One volunteer stumbled across the unmarked grave of Bryant. That volunteer was Bobbi Booker, Reggie’s former colleague.
The NABJ Convention came to Philadelphia later that year and former PABJ president Sarah Glover asked NABJ to join PABJ in raising money to place a tombstone at Reggie’s resting place. NABJ and PABJ members along with Reggie’s station, WURD 900AM, helped with the fundraising effort. With the family’s blessing, NABJ and PABJ coordinated the purchase, design and installation of the tombstone.
Reggie was an avid reader and believed strongly in the power of education.
The top of the stone is in the shape of a book and has an inscription with one of Reggie’s famous sayings: “It’s not what you know that gets you in trouble, it’s what you know that’s just not so.”
“Reggie Bryant’s legacy as a founder of PABJ and NABJ will be carried on for generations,” said PABJ President Johann Calhoun. “I remember Reggie from his broadcast days at WURD 900AM, where he spoke truth to power. He embodied the meaning of civic journalism – not being afraid to speak out against the powers that ran Philadelphia and this nation for the little man struggling in the streets.”
During his long career, Bryant interviewed five U.S. presidents, 52 Pulitzer Prize winning authors and had been commended by hundreds of organizations for his community service.
Bryant’s mentee, colleague and friend I. Robin “Bobbi” Booker said, “Reggie Bryant was a multimedia master, who, via the medium of radio, conducted daily lessons on ‘The Art of Pro-and-Conversation.’ I miss him everyday…143~”
Other journalists shared similar sentiments.
“It is fitting NABJ and PABJ announce Reggie’s tombstone dedication today on the third anniversary of his death,” Glover said. “He’s sorely missed on Philadelphia’s airwaves. Reggie stood for justice and spoke his mind.

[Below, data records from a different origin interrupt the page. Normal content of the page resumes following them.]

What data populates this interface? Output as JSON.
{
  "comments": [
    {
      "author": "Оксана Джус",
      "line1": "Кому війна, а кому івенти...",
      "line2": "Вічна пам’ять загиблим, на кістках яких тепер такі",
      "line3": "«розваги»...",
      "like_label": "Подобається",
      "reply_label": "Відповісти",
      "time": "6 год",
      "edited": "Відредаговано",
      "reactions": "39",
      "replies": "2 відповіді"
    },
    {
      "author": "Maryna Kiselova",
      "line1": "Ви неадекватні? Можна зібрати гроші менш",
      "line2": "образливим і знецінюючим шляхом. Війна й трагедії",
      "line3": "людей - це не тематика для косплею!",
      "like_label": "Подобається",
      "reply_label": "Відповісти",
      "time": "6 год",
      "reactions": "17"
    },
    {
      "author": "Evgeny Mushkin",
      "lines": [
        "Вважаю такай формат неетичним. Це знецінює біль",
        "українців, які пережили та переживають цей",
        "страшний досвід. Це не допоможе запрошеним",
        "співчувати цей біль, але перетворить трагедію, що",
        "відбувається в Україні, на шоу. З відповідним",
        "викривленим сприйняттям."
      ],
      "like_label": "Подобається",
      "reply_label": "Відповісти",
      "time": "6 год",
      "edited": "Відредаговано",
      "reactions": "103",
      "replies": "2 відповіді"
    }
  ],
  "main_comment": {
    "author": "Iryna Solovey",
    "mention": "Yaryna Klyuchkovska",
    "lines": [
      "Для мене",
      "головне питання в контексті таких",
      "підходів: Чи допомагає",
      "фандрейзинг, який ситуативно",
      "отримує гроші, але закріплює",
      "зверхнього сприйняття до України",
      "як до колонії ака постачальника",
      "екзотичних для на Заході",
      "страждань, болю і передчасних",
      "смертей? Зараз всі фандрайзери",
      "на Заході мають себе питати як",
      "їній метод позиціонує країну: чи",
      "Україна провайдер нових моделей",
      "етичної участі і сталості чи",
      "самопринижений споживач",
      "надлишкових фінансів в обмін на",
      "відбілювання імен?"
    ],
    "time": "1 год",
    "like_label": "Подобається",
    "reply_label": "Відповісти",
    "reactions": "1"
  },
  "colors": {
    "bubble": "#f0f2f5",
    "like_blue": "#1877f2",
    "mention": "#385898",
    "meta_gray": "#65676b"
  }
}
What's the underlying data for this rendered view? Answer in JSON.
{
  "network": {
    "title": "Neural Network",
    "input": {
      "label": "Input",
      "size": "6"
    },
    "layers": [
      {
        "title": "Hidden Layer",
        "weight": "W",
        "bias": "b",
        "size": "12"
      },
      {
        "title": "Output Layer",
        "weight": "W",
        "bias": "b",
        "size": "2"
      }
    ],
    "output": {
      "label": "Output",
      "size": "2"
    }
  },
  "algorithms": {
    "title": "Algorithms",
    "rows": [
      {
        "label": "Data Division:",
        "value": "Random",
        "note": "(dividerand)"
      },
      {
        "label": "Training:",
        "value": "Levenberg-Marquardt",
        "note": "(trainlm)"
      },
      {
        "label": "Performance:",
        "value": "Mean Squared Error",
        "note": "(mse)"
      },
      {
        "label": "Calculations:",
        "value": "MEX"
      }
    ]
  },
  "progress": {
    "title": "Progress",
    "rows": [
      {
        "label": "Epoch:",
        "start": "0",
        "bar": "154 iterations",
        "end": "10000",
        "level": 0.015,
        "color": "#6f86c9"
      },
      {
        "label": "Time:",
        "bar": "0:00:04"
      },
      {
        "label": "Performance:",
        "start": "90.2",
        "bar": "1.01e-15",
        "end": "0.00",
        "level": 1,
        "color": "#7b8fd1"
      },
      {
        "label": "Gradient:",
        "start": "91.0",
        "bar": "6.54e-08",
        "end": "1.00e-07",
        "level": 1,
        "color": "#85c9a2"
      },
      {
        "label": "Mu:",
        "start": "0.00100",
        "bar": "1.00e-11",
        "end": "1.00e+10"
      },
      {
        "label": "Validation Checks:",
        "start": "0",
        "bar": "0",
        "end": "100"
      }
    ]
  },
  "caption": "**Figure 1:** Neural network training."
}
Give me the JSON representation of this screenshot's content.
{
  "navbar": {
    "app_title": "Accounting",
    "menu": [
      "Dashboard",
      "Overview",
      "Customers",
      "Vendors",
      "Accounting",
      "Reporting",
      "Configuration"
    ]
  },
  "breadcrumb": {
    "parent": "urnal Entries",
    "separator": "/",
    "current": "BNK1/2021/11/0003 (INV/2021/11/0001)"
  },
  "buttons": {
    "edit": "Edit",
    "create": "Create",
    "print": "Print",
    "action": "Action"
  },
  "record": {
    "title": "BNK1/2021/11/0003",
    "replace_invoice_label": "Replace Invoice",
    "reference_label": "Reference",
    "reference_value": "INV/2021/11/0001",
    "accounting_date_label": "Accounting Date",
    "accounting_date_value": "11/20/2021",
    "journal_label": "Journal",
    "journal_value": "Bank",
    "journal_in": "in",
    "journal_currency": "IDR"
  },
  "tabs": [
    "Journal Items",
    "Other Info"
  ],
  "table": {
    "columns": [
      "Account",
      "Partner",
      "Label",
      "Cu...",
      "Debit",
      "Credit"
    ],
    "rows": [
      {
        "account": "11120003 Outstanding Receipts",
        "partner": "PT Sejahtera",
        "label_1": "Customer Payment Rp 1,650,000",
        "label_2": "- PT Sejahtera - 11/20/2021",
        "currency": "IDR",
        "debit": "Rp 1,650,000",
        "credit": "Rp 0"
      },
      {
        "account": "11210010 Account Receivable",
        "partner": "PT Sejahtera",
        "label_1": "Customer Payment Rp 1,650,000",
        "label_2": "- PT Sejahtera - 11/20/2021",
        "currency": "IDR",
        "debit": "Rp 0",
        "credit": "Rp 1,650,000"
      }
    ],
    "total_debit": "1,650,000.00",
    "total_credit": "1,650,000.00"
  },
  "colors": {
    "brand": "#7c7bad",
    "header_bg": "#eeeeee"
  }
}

His spirit lives on and it’s humbling to celebrate his legacy together.”
Bryant was a legend in journalism and talk radio, according to WURD President and General Manager Sara Lomax-Reese.
“He was the consummate wordsmith who spent years dazzling us with his wise, well researched interviews,” she said. “As we celebrate our 10th anniversary this year, we at WURD are guided by his spirit of substantive, passionate, informed dialogue. We are grateful for the path he has paved for us.”